S’agissant de substrat, pour la Kabylie, c’est la souche Libyque que les documents historiques permettent de retenir comme la plus ancienne. Elle paraît être la première à pouvoir exprimer les conditions de relief et de végétation propre à cette région. Elle survit au temps parce que l’individualisation historico géographique a favorisé le maintien essentiel du domaine Libyque, souche la plus anciennement connue du berbère actuel et de l’un de ses parlers ou grands dialectes, le kabyle. Le fait que le vocabulaire se soit renouvelé au cours des siècles ne semble pas beaucoup altérer les plus anciens toponymes parce que, jusqu’à un temps relativement récent, les traditions, les us et coutumes principales de la Kabylie, la vie montagnarde ainsi que les cultures et la végétation ont été jalousement conservées en dépit des invasions nombreuses qu’à connu le Maghreb et d’une modernisation des procédés agricoles et de l’habitat.

Les conditions de relief et de langue s’y ajoutant, cela a contribué à l’apparition et au maintien d’une individualité propre que la toponymie ne manque pas de constater.

Nous n’insisterons pas beaucoup sur l’organisation sociopolitique de la Kabylie ancienne (le lecteur se reportera à notre ouvrage, Toponymie algérienne des lieux habités, 1993, Epigraphe, éd.).Disons seulement qu’elle est de type agnatique, familiale (famille élargie), tribale. Les tribus se regroupent à leur tour, en confédération. Cependant, l’unité sociopolitique de base reste le village (taddart), lui-même composé de plusieurs kharouba (kabyle, taxerrubt), « quartier », traditionnellement lieu de vie d’une famille (ou plusieurs) élargie aux agnats. L’organisation villageoise est de type démocratique, une démocratie gentilice, régie par l’assemblée de village (d’où sont exclues les femmes au siège direct, mais représentées par leurs proches parents) où prédomine un pouvoir gérontocratique.
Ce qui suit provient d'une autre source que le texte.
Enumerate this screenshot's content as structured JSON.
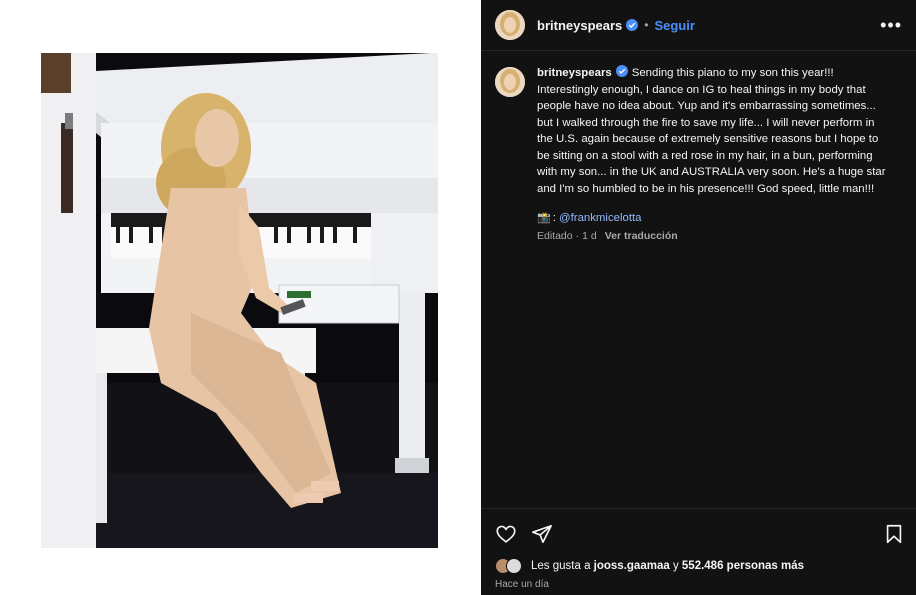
{
  "photo": {
    "subject": "photo-piano-performance"
  },
  "header": {
    "username": "britneyspears",
    "separator": "•",
    "follow_label": "Seguir",
    "more_label": "•••"
  },
  "caption": {
    "username": "britneyspears",
    "text": "Sending this piano to my son this year!!! Interestingly enough, I dance on IG to heal things in my body that people have no idea about. Yup and it's embarrassing sometimes... but I walked through the fire to save my life... I will never perform in the U.S. again because of extremely sensitive reasons but I hope to be sitting on a stool with a red rose in my hair, in a bun, performing with my son... in the UK and AUSTRALIA very soon. He's a huge star and I'm so humbled to be in his presence!!! God speed, little man!!!",
    "credit_emoji": "📸",
    "credit_sep": ":",
    "mention": "@frankmicelotta"
  },
  "meta": {
    "edited": "Editado",
    "sep": "·",
    "age": "1 d",
    "translate": "Ver traducción"
  },
  "likes": {
    "prefix": "Les gusta a",
    "user": "jooss.gaamaa",
    "conj": "y",
    "count": "552.486 personas más"
  },
  "time": "Hace un día",
  "colors": {
    "accent": "#4a8ff7",
    "mention": "#94b9ff",
    "background": "#121212",
    "muted": "#a8a8a8"
  },
  "icons": {
    "verified": "verified-badge-icon",
    "heart": "heart-icon",
    "share": "share-icon",
    "save": "bookmark-icon",
    "more": "more-options-icon"
  }
}
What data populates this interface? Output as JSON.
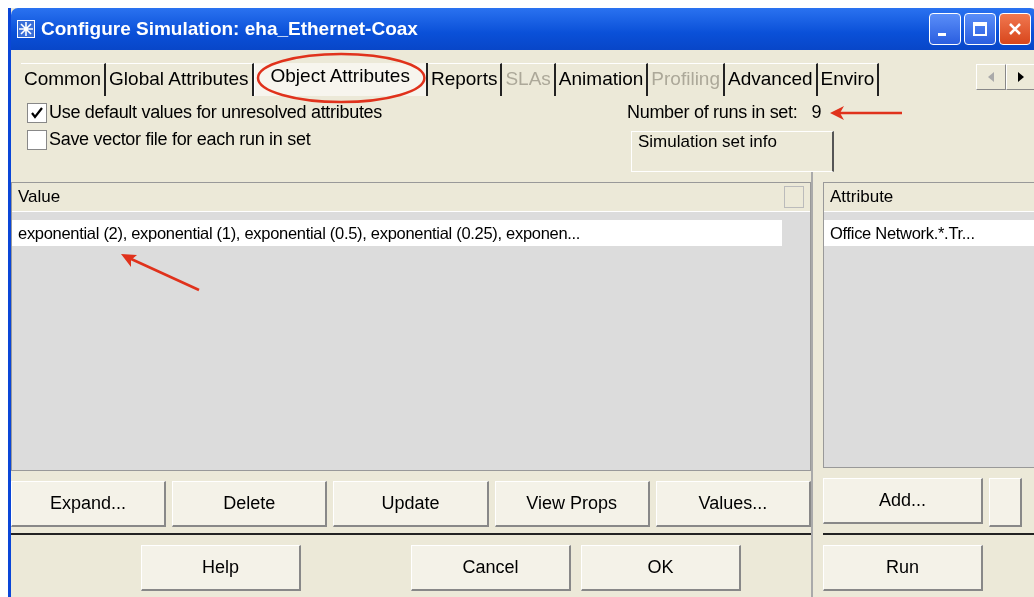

L’apparition du kabyle en tant que langue est liée à celle des autres langues   et parlers berbères avec lesquels il partage une unité et une identité syntaxique incontestable ainsi qu’un fond lexical commun. Des emprunts ont cependant été faits de manière relativement massive à l’arabe classique à travers le Coran d’abord, puis, plus tard, par le moyen de l’arabe dialectal, plus proche syntaxiquement et phonétiquement du berbère. La toponymie de la Kabylie en est largement influencée. Toutefois, des apports beaucoup plus anciens remontant jusqu’à l’ancien égyptien (à l’araméen) peuvent être constatés, sans parler des lexiques punique et latin, ce dernier beaucoup plus tardif. Citons l’exemple de iger, ifires, ifilku, respectivement du latin ager, pirus, falco, souvent repérables en toponymie et microtoponymie du domaine kabyle. Mais beaucoup de mots considérés comme des emprunts du kabyle à l’Arabe peuvent dériver d’un fond beaucoup plus ancien, de l’ancien égyptien par exemple.

Il en résulte que les données dialectologiques et anthropologiques ne servent pas la toponymie de manière parallèle ou égale. Ces deux sortes de données peuvent se compléter comme elles peuvent se contredire. Car si la dialectologie moderne, d’inspiration linguistique privilégie la synchronie, c’est sur la méthode historique, donc diachronique, que repose l’anthropologie.

Références bibliographiques 

BERTOLDI (Vittorio), « Problèmes de substrat », Bulletin de la société linguistique de Paris.

DALLET (Jean-Marie), Dictionnaire kabyle-français, SELAF, 1982, Paris.

FALC’HUN  (François), avec la collaboration de Pierre Tanguy, Les noms de lieu celtiques, 2ème série, problèmes de doctrine et de méthode, noms des hauteurs. Editions armoricaines, Rennes, 1970.

CHERIGUEN (Foudil), Toponymie algérienne des lieux habités (les noms composés), Epigraphe, Alger, 1993 et « Anthropo-toponymie et désignation de l’environnement politique », Mots, n°39, CNRS, Paris, 1994.